PRESIDEN Rusia Vladimir Putin menegaskan peningkatan belanja pertahanan NATO bukanlah ancaman bagi negaranya. Pernyataan ini disampaikan menjelang pertemuan puncak aliansi tersebut di Den Haag pekan depan, di mana para anggota NATO akan membahas rencana menaikkan anggaran militer hingga 5% dari Produk Domestik Bruto (PDB). Kenaikan itu merupakan usulan yang didorong Presiden AS Donald Trump.
“Kami tidak menganggap upaya persenjataan ulang NATO sebagai ancaman bagi Federasi Rusia. Kami cukup mandiri dalam hal menjamin keamanan nasional,” kata Putin dalam konferensi pers yang disiarkan televisi dari Saint Petersburg.
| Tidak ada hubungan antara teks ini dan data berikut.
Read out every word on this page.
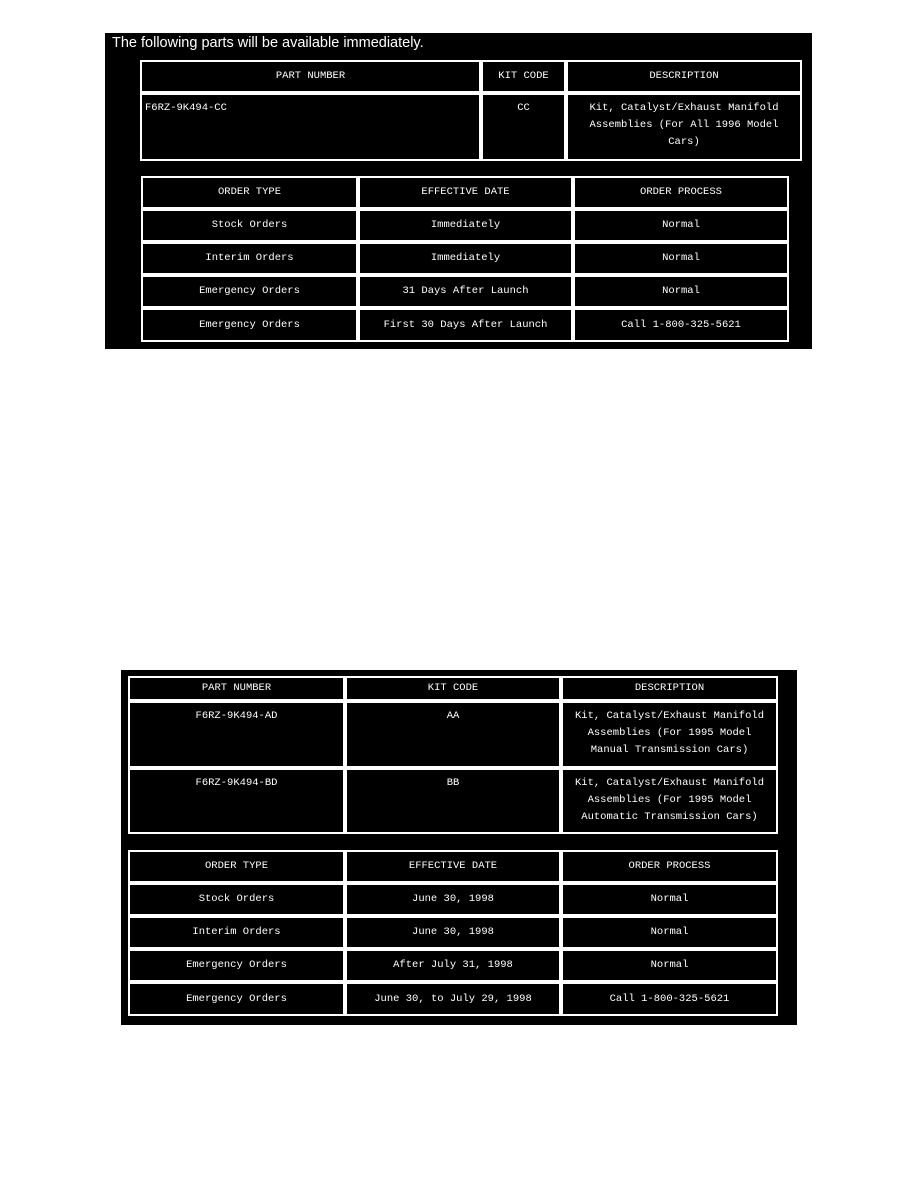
The following parts will be available immediately.
PART NUMBER	KIT CODE	DESCRIPTION
F6RZ-9K494-CC	CC	Kit, Catalyst/Exhaust Manifold
Assemblies (For All 1996 Model
Cars)
ORDER TYPE	EFFECTIVE DATE	ORDER PROCESS
Stock Orders	Immediately	Normal
Interim Orders	Immediately	Normal
Emergency Orders	31 Days After Launch	Normal
Emergency Orders	First 30 Days After Launch	Call 1-800-325-5621
PART NUMBER	KIT CODE	DESCRIPTION
F6RZ-9K494-AD	AA	Kit, Catalyst/Exhaust Manifold
Assemblies (For 1995 Model
Manual Transmission Cars)
F6RZ-9K494-BD	BB	Kit, Catalyst/Exhaust Manifold
Assemblies (For 1995 Model
Automatic Transmission Cars)
ORDER TYPE	EFFECTIVE DATE	ORDER PROCESS
Stock Orders	June 30, 1998	Normal
Interim Orders	June 30, 1998	Normal
Emergency Orders	After July 31, 1998	Normal
Emergency Orders	June 30, to July 29, 1998	Call 1-800-325-5621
Putin menambahkan Rusia terus memodernisasi angkatan bersenjatanya, dan menurutnya, pengeluaran besar-besaran NATO untuk senjata “tidak masuk akal”. Meski mengakui peningkatan anggaran militer NATO dapat menimbulkan tantangan tertentu, ia menegaskan, “Kami akan menghadapi semua ancaman yang muncul. Tidak perlu diragukan lagi.”
Pertanyakan Legitimasi Zelensky
Dalam kesempatan yang sama, Putin menyatakan pasukannya terus bergerak maju di sepanjang garis pertempuran di Ukraina. “Setiap hari, ada kemajuan. Sedikit atau banyak, tapi kami terus maju,” ujarnya.
Ia juga kembali mempertanyakan legitimasi Presiden Ukraina Volodymyr Zelensky, menyebut masa jabatan lima tahunnya telah berakhir, sehingga, menurut Putin, Zelensky tidak berhak menandatangani perjanjian damai. Pemerintah Ukraina menolak klaim tersebut sebagai propaganda yang menyesatkan.
Meski demikian, Putin mengaku bersedia bertemu dengan Zelensky, namun hanya pada tahap akhir dari proses negosiasi damai. “Saya siap bertemu siapa pun, termasuk Zelensky, jika negara Ukraina mempercayakan dia sebagai perwakilan dalam perundingan. Tapi itu hanya relevan di fase akhir, agar tidak berlarut-larut dalam pembicaraan,” katanya.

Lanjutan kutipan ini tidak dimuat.